Inefisiensi ini menjadi keluhan utama. Sebanyak 59% responden menyebutkan bahwa waktu dan upaya yang terbuang untuk pemeliharaan alat adalah sumber inefisiensi terbesar di dalam tim mereka.
Situasi ini diperparah oleh fakta bahwa 78% responden mengatakan alat keamanan mereka tersebar dan tidak terhubung satu sama lain. Akibatnya, analis harus berpindah-pindah antar aplikasi yang tidak terintegrasi, membuang waktu berharga yang seharusnya digunakan untuk investigasi insiden kritis.
Selain beban pemeliharaan, analis keamanan juga menghadapi tekanan psikologis dari banjir peringatan sistem (alert fatigue). Laporan tersebut menggambarkan pekerjaan analis seperti permainan "Whac-A-Mole" yang tidak berujung.
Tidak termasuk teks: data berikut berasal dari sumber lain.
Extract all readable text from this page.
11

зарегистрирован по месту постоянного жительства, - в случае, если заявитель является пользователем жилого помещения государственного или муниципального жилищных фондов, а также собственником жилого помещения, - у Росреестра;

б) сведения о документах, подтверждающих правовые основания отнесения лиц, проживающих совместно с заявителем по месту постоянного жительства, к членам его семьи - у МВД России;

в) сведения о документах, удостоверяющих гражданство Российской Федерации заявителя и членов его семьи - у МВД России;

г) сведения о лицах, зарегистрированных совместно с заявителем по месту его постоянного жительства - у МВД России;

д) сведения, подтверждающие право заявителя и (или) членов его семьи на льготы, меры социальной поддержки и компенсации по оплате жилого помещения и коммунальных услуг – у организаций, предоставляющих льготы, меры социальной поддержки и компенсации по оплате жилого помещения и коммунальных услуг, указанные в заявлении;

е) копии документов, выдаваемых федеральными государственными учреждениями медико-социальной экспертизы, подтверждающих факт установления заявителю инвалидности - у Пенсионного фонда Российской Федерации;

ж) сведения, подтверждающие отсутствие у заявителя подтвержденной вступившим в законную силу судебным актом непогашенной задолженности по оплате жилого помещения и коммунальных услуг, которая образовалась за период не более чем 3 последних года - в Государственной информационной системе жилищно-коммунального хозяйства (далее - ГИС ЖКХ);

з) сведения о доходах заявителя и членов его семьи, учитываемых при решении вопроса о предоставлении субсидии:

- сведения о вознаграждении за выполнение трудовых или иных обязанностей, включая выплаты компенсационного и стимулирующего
Statistik menunjukkan bahwa 47% tim menghadapi masalah isu peringatan , dengan rincian masalah terbesar adalah volume peringatan yang terlalu banyak (59%) dan tingginya angka false positives atau peringatan palsu (55%). Ketika analis terus-menerus menyelidiki peringatan yang ternyata tidak berbahaya, motivasi mereka menurun drastis, dan risiko mengabaikan peringatan yang benar-benar berbahaya justru meningkat.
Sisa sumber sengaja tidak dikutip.